O centro da divergência é o projeto. Jorginho Mello afirma ter em mãos um projeto de mais de 2 mil páginas para a rodovia, chegando a disponibilizar a íntegra do documento após ser desafiado publicamente. Rodrigues, no entanto, alega que o governo publicou um edital de licitação para contratar empresa que vai elaborar o projeto básico e o projeto executivo da via, e enxerga aí uma contradição. “A pergunta final é, se tem, por que ele está contratando o projeto básico e o projeto executivo? Pagar duplo?”, questionou.
A partir dessa leitura, o pré-candidato parte para o adjetivo, mas ele mesmo reconhece que a palavra é pesada. “A palavra mentir é muito agressiva”, pondera Rodrigues, antes de insistir que, na avaliação dele, o governador tem no máximo um anteprojeto. “Ele insiste em dizer que tem projeto, só ele diz isso. Nem o engenheiro dele fala isso. Nem um profissional de engenharia fala isso”, afirmou. É uma versão dele, contestada pelo governo, que sustenta ter o projeto pronto.
Foi nesse ponto que Rodrigues lançou o desafio que deu o tom da entrevista, uma aposta que ele já vinha repetindo nas últimas semanas. O pré-candidato afirma que um projeto básico e executivo leva no mínimo um ano, e que o processo completo, com licenças ambientais e desapropriações, exigiria pelo menos dois anos até a primeira máquina entrar na pista. Diante da promessa do governador de colocar obras em andamento em 60 dias, ele diz que aposta a própria candidatura: se houver execução baseada em projeto licitado nesse prazo, retira o nome da disputa. Caso contrário, sustenta, quem não deveria concorrer seria Jorginho Mello.
O pré-candidato faz questão de dizer que não é contra a rodovia em si. Classifica a ViaMar como uma obra importante, mas, na visão dele, de horizonte longo, algo a ser planejado para 25 anos, não para um mandato. “É uma obra que nós temos que prospectar para 25 anos”, afirmou, argumentando ser impossível, no seu entendimento, construir 150 quilômetros de rodovia com três pistas em cada sentido em apenas quatro anos de governo.
A outra frente do questionamento é financeira. Rodrigues aponta para a intenção de pedagiar a ViaMar e enxerga aí um problema de viabilidade, já que, no argumento dele, a nova rodovia disputaria tráfego diretamente com a BR-101, hoje pedagiada pela concessionária Arteris. “Quem é que vai colocar 10 bilhões do bolso para executar uma obra para pedagiar e concorrer com a pedagiada?”, provocou, resumindo o impasse como dividir a fome com a vontade de comer. Para ele, a prioridade deveria ser cobrar do Governo Federal a solução dos gargalos que já existem na 101.

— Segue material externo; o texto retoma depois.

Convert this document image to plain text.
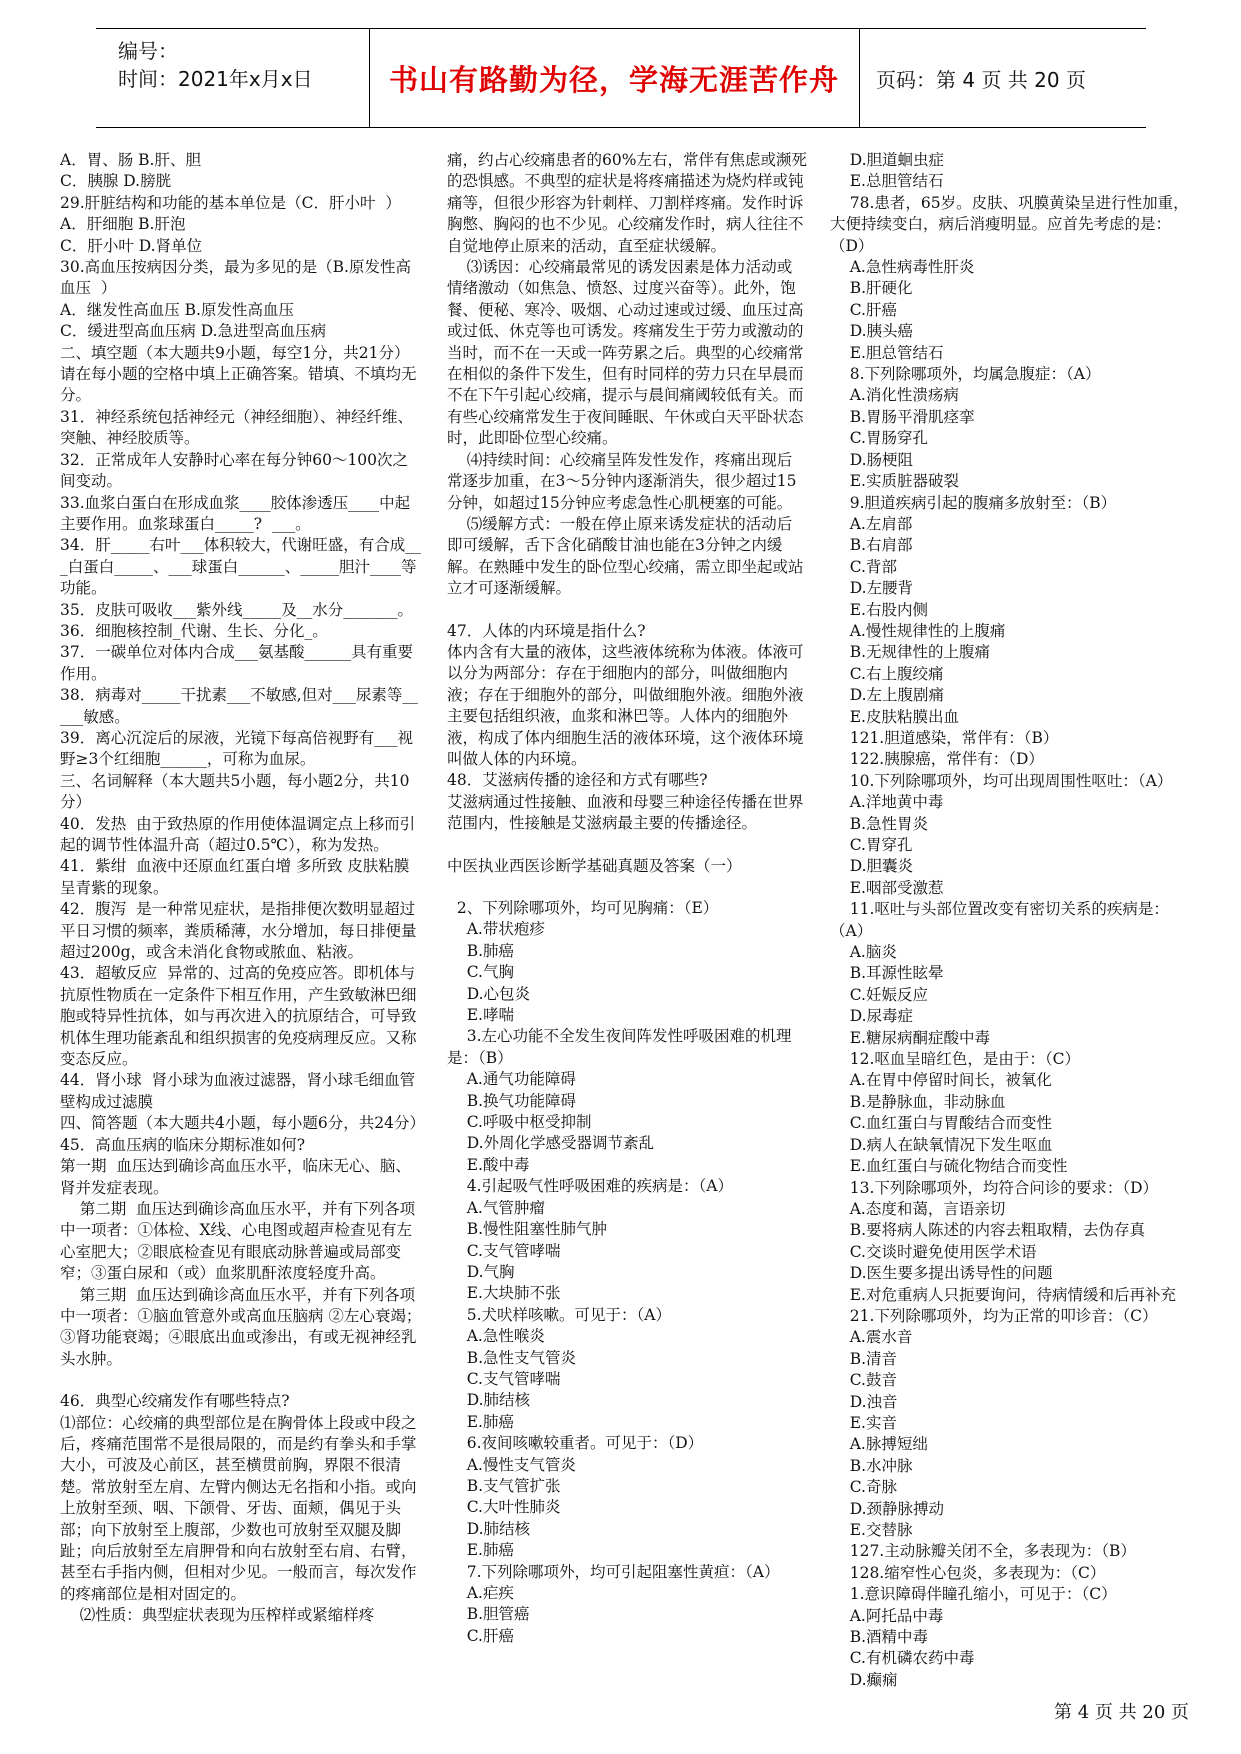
编号：
时间：2021年x月x日	书山有路勤为径，学海无涯苦作舟	页码：第 4 页 共 20 页
A．胃、肠 B.肝、胆
C．胰腺 D.膀胱
29.肝脏结构和功能的基本单位是（C．肝小叶  ）
A．肝细胞 B.肝泡
C．肝小叶 D.肾单位
30.高血压按病因分类，最为多见的是（B.原发性高血压  ）
A．继发性高血压 B.原发性高血压
C．缓进型高血压病 D.急进型高血压病
二、填空题（本大题共9小题，每空1分，共21分）
请在每小题的空格中填上正确答案。错填、不填均无分。
31．神经系统包括神经元（神经细胞）、神经纤维、突触、神经胶质等。
32．正常成年人安静时心率在每分钟60～100次之间变动。
33.血浆白蛋白在形成血浆____胶体渗透压____中起主要作用。血浆球蛋白_____?  ___。
34．肝_____右叶___体积较大，代谢旺盛，有合成___白蛋白_____、___球蛋白______、_____胆汁____等功能。
35．皮肤可吸收___紫外线_____及__水分_______。
36．细胞核控制_代谢、生长、分化_。
37．一碳单位对体内合成___氨基酸______具有重要作用。
38．病毒对_____干扰素___不敏感,但对___尿素等_____敏感。
39．离心沉淀后的尿液，光镜下每高倍视野有___视野≥3个红细胞______，可称为血尿。
三、名词解释（本大题共5小题，每小题2分，共10分）
40．发热  由于致热原的作用使体温调定点上移而引起的调节性体温升高（超过0.5℃），称为发热。
41．紫绀  血液中还原血红蛋白增 多所致 皮肤粘膜呈青紫的现象。
42．腹泻  是一种常见症状，是指排便次数明显超过平日习惯的频率，粪质稀薄，水分增加，每日排便量超过200g，或含未消化食物或脓血、粘液。
43．超敏反应  异常的、过高的免疫应答。即机体与抗原性物质在一定条件下相互作用，产生致敏淋巴细胞或特异性抗体，如与再次进入的抗原结合，可导致机体生理功能紊乱和组织损害的免疫病理反应。又称变态反应。
44．肾小球  肾小球为血液过滤器，肾小球毛细血管壁构成过滤膜
四、简答题（本大题共4小题，每小题6分，共24分）
45．高血压病的临床分期标准如何?
第一期  血压达到确诊高血压水平，临床无心、脑、肾并发症表现。
第二期  血压达到确诊高血压水平，并有下列各项中一项者：①体检、X线、心电图或超声检查见有左心室肥大；②眼底检查见有眼底动脉普遍或局部变窄；③蛋白尿和（或）血浆肌酐浓度轻度升高。
第三期  血压达到确诊高血压水平，并有下列各项中一项者：①脑血管意外或高血压脑病 ②左心衰竭；③肾功能衰竭；④眼底出血或渗出，有或无视神经乳头水肿。
46．典型心绞痛发作有哪些特点?
⑴部位：心绞痛的典型部位是在胸骨体上段或中段之后，疼痛范围常不是很局限的，而是约有拳头和手掌大小，可波及心前区，甚至横贯前胸，界限不很清楚。常放射至左肩、左臂内侧达无名指和小指。或向上放射至颈、咽、下颌骨、牙齿、面颊，偶见于头部；向下放射至上腹部，少数也可放射至双腿及脚趾；向后放射至左肩胛骨和向右放射至右肩、右臂，甚至右手指内侧，但相对少见。一般而言，每次发作的疼痛部位是相对固定的。
⑵性质：典型症状表现为压榨样或紧缩样疼
痛，约占心绞痛患者的60%左右，常伴有焦虑或濒死的恐惧感。不典型的症状是将疼痛描述为烧灼样或钝痛等，但很少形容为针刺样、刀割样疼痛。发作时诉胸憋、胸闷的也不少见。心绞痛发作时，病人往往不自觉地停止原来的活动，直至症状缓解。
⑶诱因：心绞痛最常见的诱发因素是体力活动或情绪激动（如焦急、愤怒、过度兴奋等）。此外，饱餐、便秘、寒冷、吸烟、心动过速或过缓、血压过高或过低、休克等也可诱发。疼痛发生于劳力或激动的当时，而不在一天或一阵劳累之后。典型的心绞痛常在相似的条件下发生，但有时同样的劳力只在早晨而不在下午引起心绞痛，提示与晨间痛阈较低有关。而有些心绞痛常发生于夜间睡眠、午休或白天平卧状态时，此即卧位型心绞痛。
⑷持续时间：心绞痛呈阵发性发作，疼痛出现后常逐步加重，在3～5分钟内逐渐消失，很少超过15分钟，如超过15分钟应考虑急性心肌梗塞的可能。
⑸缓解方式：一般在停止原来诱发症状的活动后即可缓解，舌下含化硝酸甘油也能在3分钟之内缓解。在熟睡中发生的卧位型心绞痛，需立即坐起或站立才可逐渐缓解。
47．人体的内环境是指什么?
体内含有大量的液体，这些液体统称为体液。体液可以分为两部分：存在于细胞内的部分，叫做细胞内液；存在于细胞外的部分，叫做细胞外液。细胞外液主要包括组织液，血浆和淋巴等。人体内的细胞外液，构成了体内细胞生活的液体环境，这个液体环境叫做人体的内环境。
48．艾滋病传播的途径和方式有哪些?
艾滋病通过性接触、血液和母婴三种途径传播在世界范围内，性接触是艾滋病最主要的传播途径。
中医执业西医诊断学基础真题及答案（一）
2、下列除哪项外，均可见胸痛：（E）
A.带状疱疹
B.肺癌
C.气胸
D.心包炎
E.哮喘
3.左心功能不全发生夜间阵发性呼吸困难的机理是：（B）
A.通气功能障碍
B.换气功能障碍
C.呼吸中枢受抑制
D.外周化学感受器调节紊乱
E.酸中毒
4.引起吸气性呼吸困难的疾病是：（A）
A.气管肿瘤
B.慢性阻塞性肺气肿
C.支气管哮喘
D.气胸
E.大块肺不张
5.犬吠样咳嗽。可见于：（A）
A.急性喉炎
B.急性支气管炎
C.支气管哮喘
D.肺结核
E.肺癌
6.夜间咳嗽较重者。可见于：（D）
A.慢性支气管炎
B.支气管扩张
C.大叶性肺炎
D.肺结核
E.肺癌
7.下列除哪项外，均可引起阻塞性黄疸：（A）
A.疟疾
B.胆管癌
C.肝癌
D.胆道蛔虫症
E.总胆管结石
78.患者，65岁。皮肤、巩膜黄染呈进行性加重，大便持续变白，病后消瘦明显。应首先考虑的是：（D）
A.急性病毒性肝炎
B.肝硬化
C.肝癌
D.胰头癌
E.胆总管结石
8.下列除哪项外，均属急腹症：（A）
A.消化性溃疡病
B.胃肠平滑肌痉挛
C.胃肠穿孔
D.肠梗阻
E.实质脏器破裂
9.胆道疾病引起的腹痛多放射至：（B）
A.左肩部
B.右肩部
C.背部
D.左腰背
E.右股内侧
A.慢性规律性的上腹痛
B.无规律性的上腹痛
C.右上腹绞痛
D.左上腹剧痛
E.皮肤粘膜出血
121.胆道感染，常伴有：（B）
122.胰腺癌，常伴有：（D）
10.下列除哪项外，均可出现周围性呕吐：（A）
A.洋地黄中毒
B.急性胃炎
C.胃穿孔
D.胆囊炎
E.咽部受激惹
11.呕吐与头部位置改变有密切关系的疾病是：（A）
A.脑炎
B.耳源性眩晕
C.妊娠反应
D.尿毒症
E.糖尿病酮症酸中毒
12.呕血呈暗红色，是由于：（C）
A.在胃中停留时间长，被氧化
B.是静脉血，非动脉血
C.血红蛋白与胃酸结合而变性
D.病人在缺氧情况下发生呕血
E.血红蛋白与硫化物结合而变性
13.下列除哪项外，均符合问诊的要求：（D）
A.态度和蔼，言语亲切
B.要将病人陈述的内容去粗取精，去伪存真
C.交谈时避免使用医学术语
D.医生要多提出诱导性的问题
E.对危重病人只扼要询问，待病情缓和后再补充
21.下列除哪项外，均为正常的叩诊音：（C）
A.震水音
B.清音
C.鼓音
D.浊音
E.实音
A.脉搏短绌
B.水冲脉
C.奇脉
D.颈静脉搏动
E.交替脉
127.主动脉瓣关闭不全，多表现为：（B）
128.缩窄性心包炎，多表现为：（C）
1.意识障碍伴瞳孔缩小，可见于：（C）
A.阿托品中毒
B.酒精中毒
C.有机磷农药中毒
D.癫痫
第 4 页 共 20 页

Rodrigues encerrou o trecho amarrando a crítica a uma questão de método na política. “Palavra dada, ela precisa ser cumprida”, afirmou, comparando a promessa não cumprida à própria corrupção, por corromper a confiança do eleitor. Como testemunho, apontou a própria gestão à frente da prefeitura de Chapecó.

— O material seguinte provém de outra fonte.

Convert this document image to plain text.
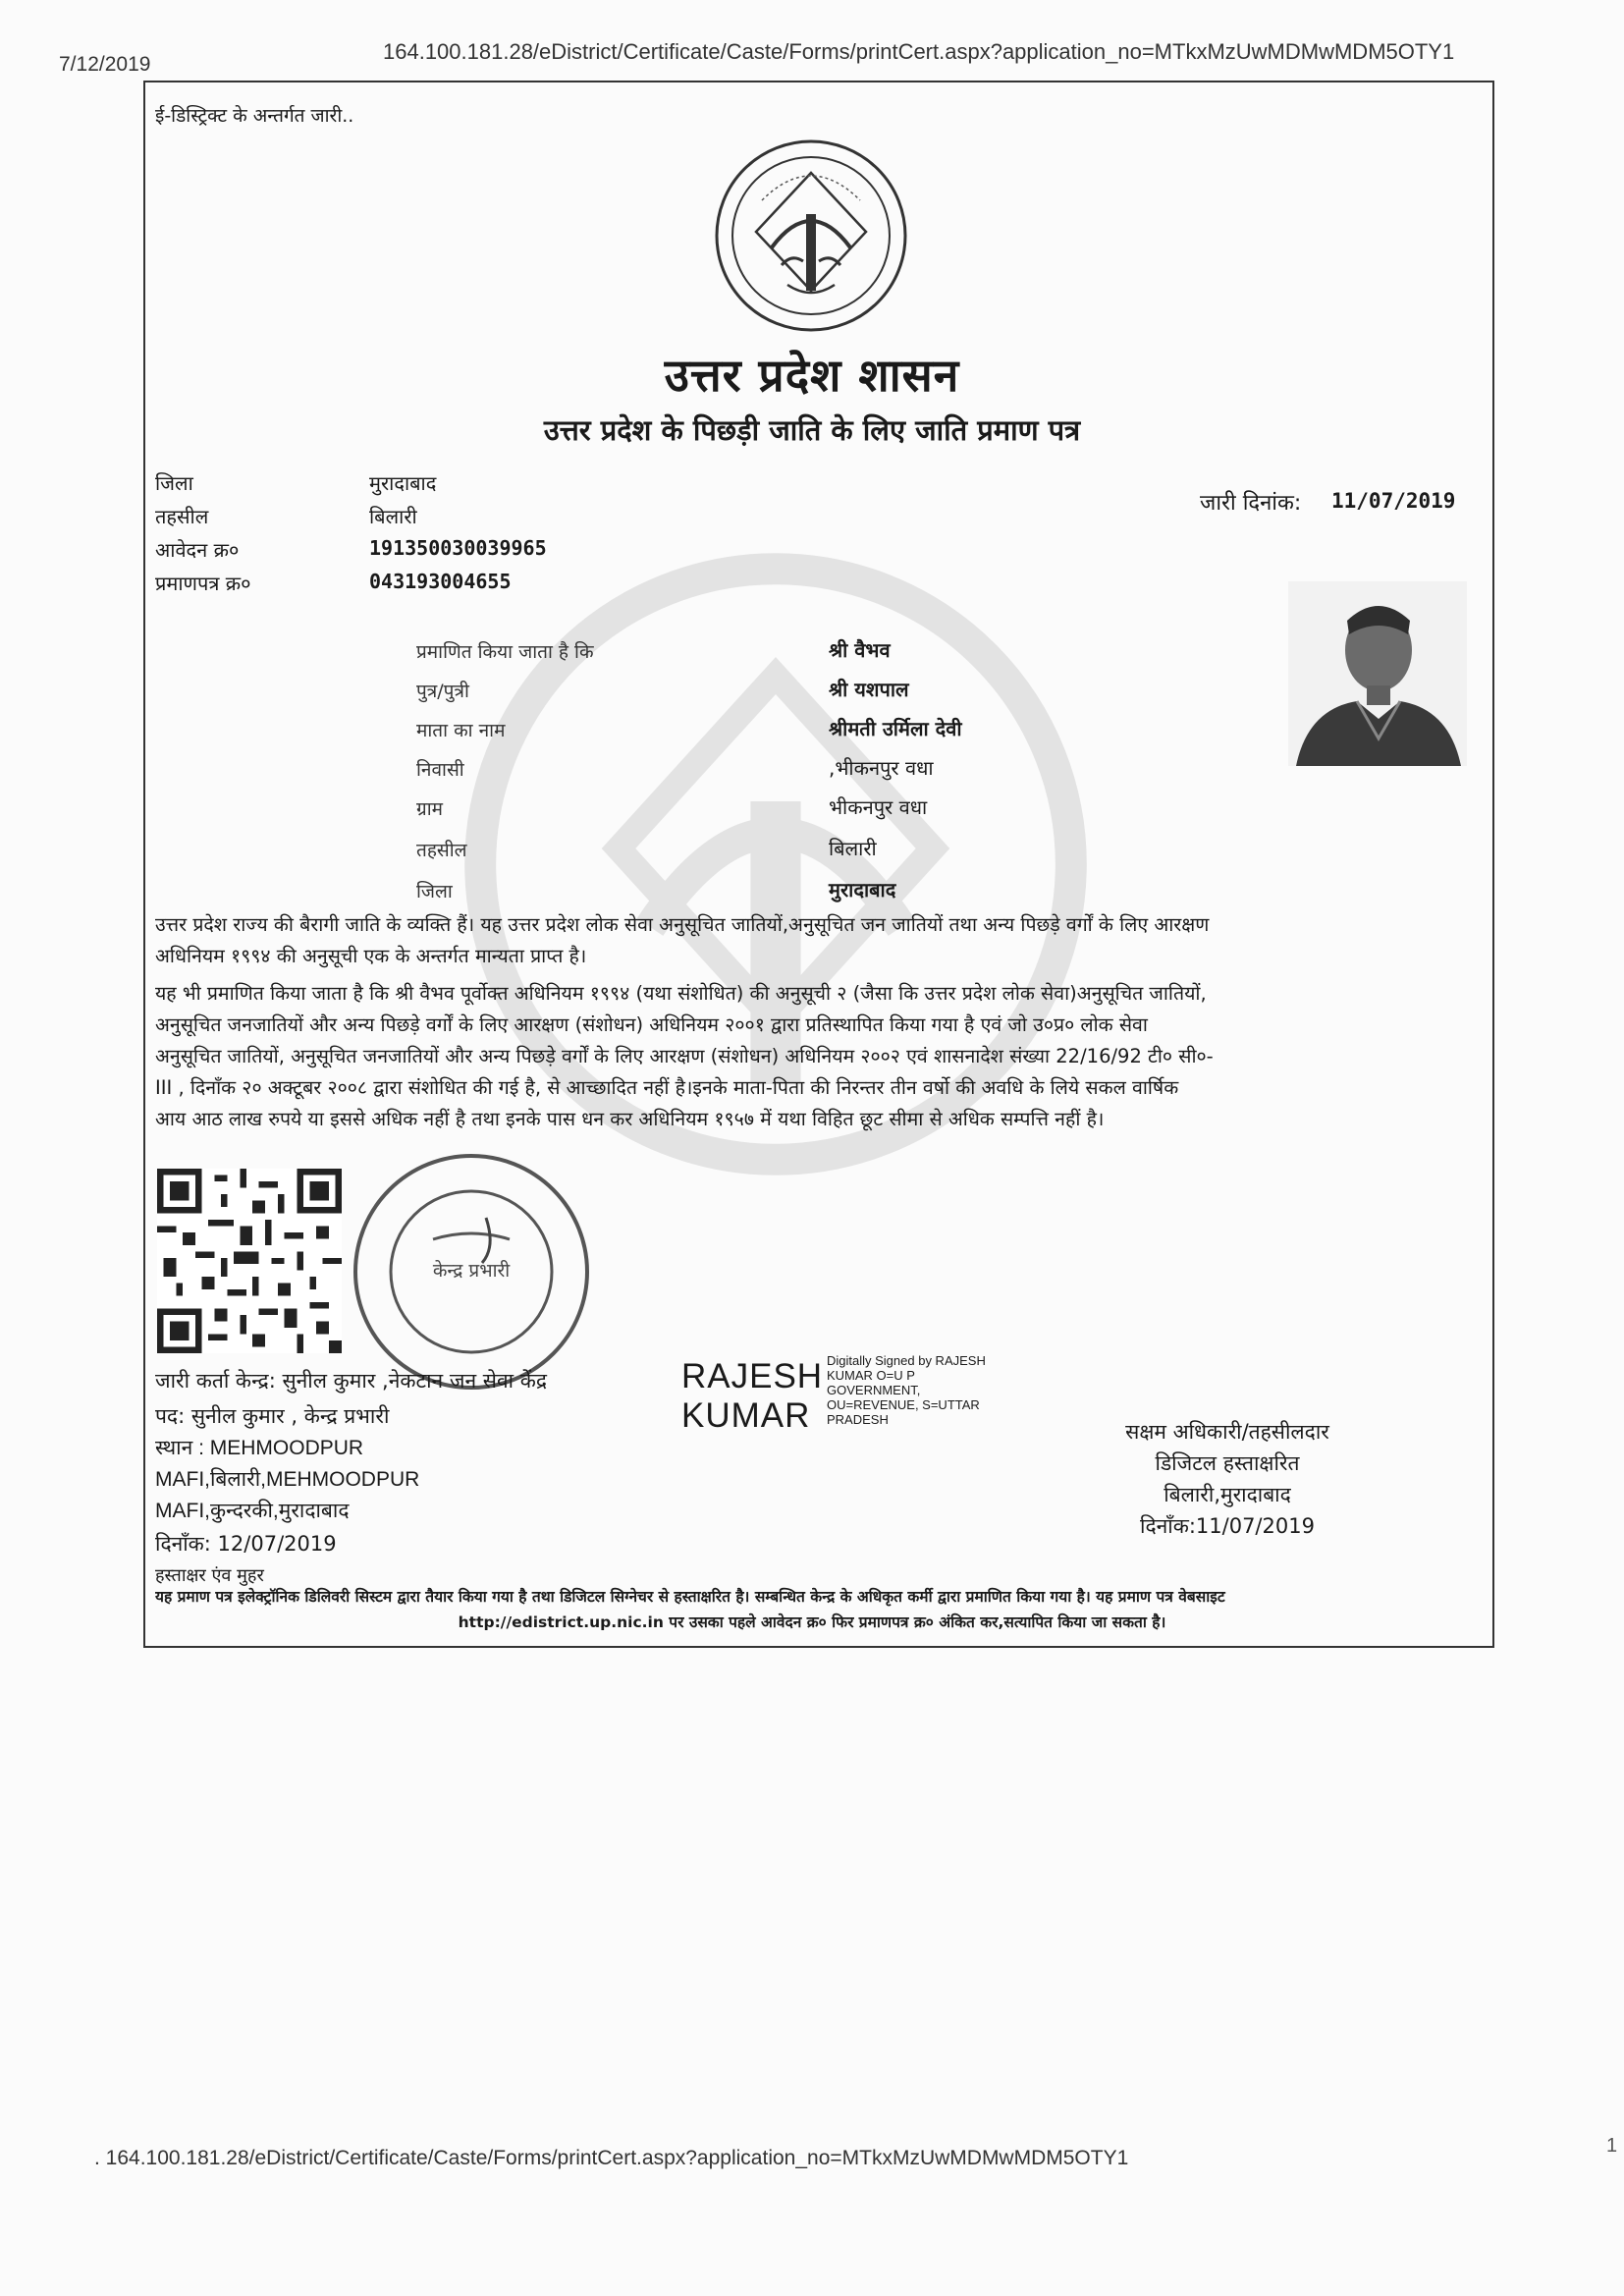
7/12/2019
164.100.181.28/eDistrict/Certificate/Caste/Forms/printCert.aspx?application_no=MTkxMzUwMDMwMDM5OTY1
ई-डिस्ट्रिक्ट के अन्तर्गत जारी..
उत्तर प्रदेश शासन
उत्तर प्रदेश के पिछड़ी जाति के लिए जाति प्रमाण पत्र
जिला	मुरादाबाद
तहसील	बिलारी
आवेदन क्र०	191350030039965
प्रमाणपत्र क्र०	043193004655
जारी दिनांक: 11/07/2019
प्रमाणित किया जाता है कि	श्री वैभव
पुत्र/पुत्री	श्री यशपाल
माता का नाम	श्रीमती उर्मिला देवी
निवासी	,भीकनपुर वधा
ग्राम	भीकनपुर वधा
तहसील	बिलारी
जिला	मुरादाबाद

उत्तर प्रदेश राज्य की बैरागी जाति के व्यक्ति हैं। यह उत्तर प्रदेश लोक सेवा अनुसूचित जातियों,अनुसूचित जन जातियों तथा अन्य पिछड़े वर्गों के लिए आरक्षण
अधिनियम १९९४ की अनुसूची एक के अन्तर्गत मान्यता प्राप्त है।

यह भी प्रमाणित किया जाता है कि श्री वैभव पूर्वोक्त अधिनियम १९९४ (यथा संशोधित) की अनुसूची २ (जैसा कि उत्तर प्रदेश लोक सेवा)अनुसूचित जातियों,
अनुसूचित जनजातियों और अन्य पिछड़े वर्गों के लिए आरक्षण (संशोधन) अधिनियम २००१ द्वारा प्रतिस्थापित किया गया है एवं जो उ०प्र० लोक सेवा
अनुसूचित जातियों, अनुसूचित जनजातियों और अन्य पिछड़े वर्गों के लिए आरक्षण (संशोधन) अधिनियम २००२ एवं शासनादेश संख्या 22/16/92 टी० सी०-
III , दिनाँक २० अक्टूबर २००८ द्वारा संशोधित की गई है, से आच्छादित नहीं है।इनके माता-पिता की निरन्तर तीन वर्षो की अवधि के लिये सकल वार्षिक
आय आठ लाख रुपये या इससे अधिक नहीं है तथा इनके पास धन कर अधिनियम १९५७ में यथा विहित छूट सीमा से अधिक सम्पत्ति नहीं है।

केन्द्र प्रभारी
जारी कर्ता केन्द्र: सुनील कुमार ,नेकटान जन सेवा केंद्र
पद: सुनील कुमार , केन्द्र प्रभारी
स्थान : MEHMOODPUR
MAFI,बिलारी,MEHMOODPUR
MAFI,कुन्दरकी,मुरादाबाद
दिनाँक: 12/07/2019
हस्ताक्षर एंव मुहर
RAJESH
KUMAR
Digitally Signed by RAJESH
KUMAR O=U P
GOVERNMENT,
OU=REVENUE, S=UTTAR
PRADESH
सक्षम अधिकारी/तहसीलदार
डिजिटल हस्ताक्षरित
बिलारी,मुरादाबाद
दिनाँक:11/07/2019
यह प्रमाण पत्र इलेक्ट्रॉनिक डिलिवरी सिस्टम द्वारा तैयार किया गया है तथा डिजिटल सिग्नेचर से हस्ताक्षरित है। सम्बन्धित केन्द्र के अधिकृत कर्मी द्वारा प्रमाणित किया गया है। यह प्रमाण पत्र वेबसाइट
http://edistrict.up.nic.in पर उसका पहले आवेदन क्र० फिर प्रमाणपत्र क्र० अंकित कर,सत्यापित किया जा सकता है।
. 164.100.181.28/eDistrict/Certificate/Caste/Forms/printCert.aspx?application_no=MTkxMzUwMDMwMDM5OTY1
1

Do outro lado, o governador Jorginho Mello tem defendido a obra em entrevistas ao próprio JR, negando que a ViaMar seja projeto eleitoreiro e afirmando que Santa Catarina não constrói uma nova estrada estadual há décadas. O embate entre os dois em torno da rodovia se estende por semanas, com desafios públicos e a divulgação do projeto pelo governo. A reportagem segue aberta a posicionamento do Governo do Estado sobre os questionamentos apresentados pelo pré-candidato.